Marritz has been narrating a weekly podcast called “The Season,” detailing Columbia’s latest attempt to rise from the gridiron ashes. It is an engaging series, and Marritz declares himself “bizarrely interested” in Columbia football, an enterprise that historically has demonstrated it is easier for a camel to pass through the eye of a needle than for the Lions to enter into some grid paradise.
In the last 80 years, since Columbia’s 1934 Rose Bowl victory over Stanford, it has won one league title (in 1961). From 1983 to 1988, Columbia lost a major-college record 44 consecutive games. Its futility was so beyond human understanding that, after it turned a 17-0 lead into a 49-17 loss to Harvard in the first game of the 1985 season, its first-year coach, Jim Garrett, publicly dismissed his players as “drug-addicted losers.”
Garrett had just arrived at Columbia after 20 years working as assistant and head coach in the pros, but immediately demonstrated how overmatched he was in the Columbia job.
“One adversity comes and—bang!—they’re right back in the sewer,” Garrett fumed after a single game. He somehow was allowed to stay the rest of that 0-10 season before being sent on his way. (When he went, he made sure that his three sons on the Columbia team transferred to Princeton. One of them, Jason, is these days coach of the Dallas Cowboys.)
Nineteen additional lost games after Garrett—two full seasons—Columbia was leading Brown, 16-12, with one minute to play. Brown, after advancing to the Columbia 9-yard line, fumbled and Columbia appeared to recover, which would have ended that gruesome losing streak at 40. It was a brutally cold late November afternoon, with a wind chill of 8 degrees in Providence, R.I., the kind of weather legendary sportswriter Red Smith once described as “a perfect day for football—too cold for the fans and too cold for the players.”
Yet Columbia at last was poised to triumph. Over the elements. Over a favored team. Over daunting odds.
Until the officials ruled that Brown had retained possession.

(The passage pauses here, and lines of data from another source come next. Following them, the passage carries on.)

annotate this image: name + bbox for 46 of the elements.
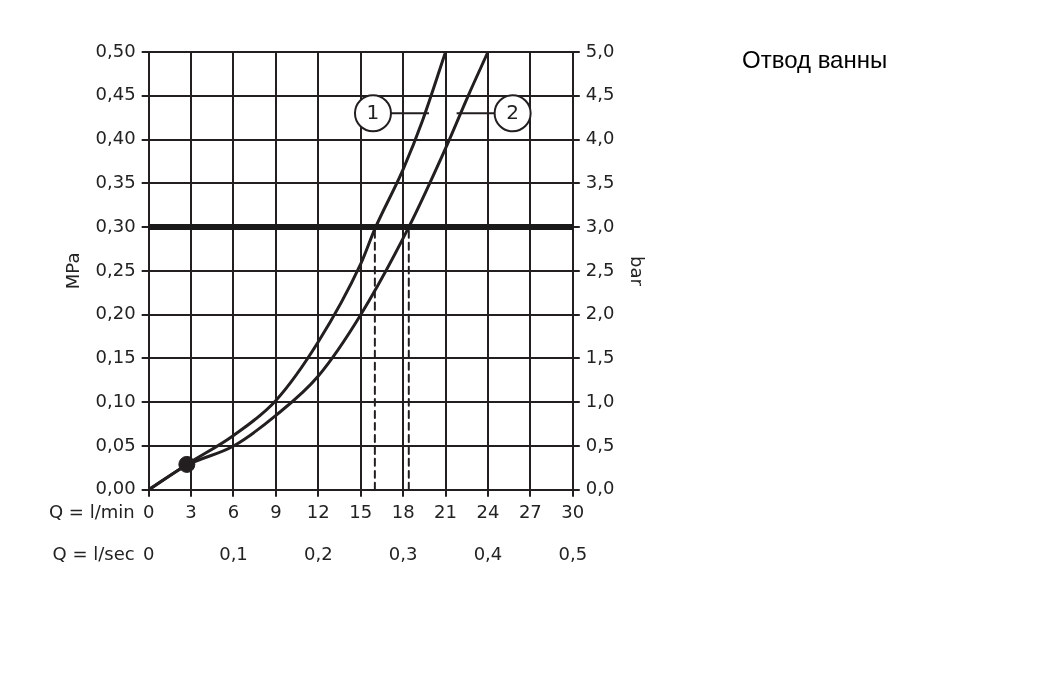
y-tick-label: 0,40 (95, 127, 136, 149)
y2-tick-label: 5,0 (585, 39, 615, 61)
y2-tick-label: 4,0 (585, 127, 615, 149)
x-axis-title: Q = l/min (48, 501, 135, 523)
x-tick-label: 18 (391, 501, 415, 523)
y2-tick-label: 2,5 (585, 258, 615, 280)
y-tick-label: 0,00 (95, 477, 136, 499)
text: Отвод ванны (742, 46, 888, 74)
y-tick-label: 0,15 (95, 346, 136, 368)
y-tick-label: 0,45 (95, 83, 136, 105)
x-tick-label: 0 (142, 501, 155, 523)
x2-tick-label: 0,1 (219, 542, 248, 564)
y2-tick-label: 1,0 (585, 389, 615, 411)
y2-tick-label: 0,5 (585, 433, 615, 455)
y-tick-label: 0,30 (95, 214, 136, 236)
y2-tick-label: 3,5 (585, 171, 615, 193)
y-tick-label: 0,20 (95, 302, 136, 324)
x-tick-label: 12 (306, 501, 330, 523)
y2-tick-label: 2,0 (585, 302, 615, 324)
x-tick-label: 6 (227, 501, 240, 523)
x-tick-label: 24 (476, 501, 500, 523)
legend-label: 2 (506, 100, 519, 125)
y2-tick-label: 4,5 (585, 83, 615, 105)
x-tick-label: 3 (185, 501, 197, 523)
x2-tick-label: 0,3 (388, 542, 418, 564)
y2-tick-label: 0,0 (585, 477, 615, 499)
y2-axis-title: bar (626, 255, 648, 287)
x2-tick-label: 0,4 (473, 542, 503, 564)
y-tick-label: 0,50 (95, 39, 136, 61)
x2-tick-label: 0,2 (304, 542, 333, 564)
y-tick-label: 0,05 (95, 433, 136, 455)
x2-tick-label: 0,5 (558, 542, 588, 564)
y-tick-label: 0,25 (95, 258, 136, 280)
y-axis-title: MPa (62, 252, 84, 290)
x-tick-label: 30 (561, 501, 585, 523)
x2-tick-label: 0 (142, 542, 155, 564)
x-tick-label: 27 (518, 501, 542, 523)
y2-tick-label: 3,0 (585, 214, 615, 236)
y-tick-label: 0,35 (95, 171, 136, 193)
series-label: 1 (366, 100, 380, 125)
y2-tick-label: 1,5 (585, 346, 615, 368)
y-tick-label: 0,10 (95, 389, 136, 411)
x-tick-label: 21 (434, 501, 457, 523)
x2-axis-title: Q = l/sec (52, 543, 135, 565)
x-tick-label: 9 (270, 501, 282, 523)
x-tick-label: 15 (349, 501, 373, 523)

On the next play, a fourth down-and-two, the second-string Brown quarterback squirted through a small hole in the Columbia defense and scored. And Columbia lost yet again: The story of the school’s football Trojan War. Many a brave soul did it send hurrying down to Hades, and many a hero did it yield as prey to dogs and vultures….
Jordan Sprechman was a Columbia student at that time, and threatened to write a book he said he would call, “At Least Soccer Won.” Now a lawyer for J.P. Morgan Chase in Manhattan who moonlights as an official scorer at Major League Baseball games and as statistician with the New York Jets and, of course, Columbia football, Sprechman explained this week that, “My experience as an undergrad and in law school at Columbia was that the football team won five games in seven years. The soccer team won the Ivy League title all seven years.”
Naturally, during last weekend’s surreal turn of events, that rare Columbia victory over Wagner, Sprechman was crunching numbers in the press box. “You can look at it two ways,” he said. “We’ve won one in a row. Or we’ve lost 24 of the last 25.” Against Penn this week, he puts Columbia’s changes as “less than 25 percent.”
It’s not war, or course. Just football. There is every chance that Columbia’s lads, soon to be sent forth with Ivy League degrees, will find fulfilling, financially rewarding work to even the score in another phase of life. But there’s something to be said for a little football glory.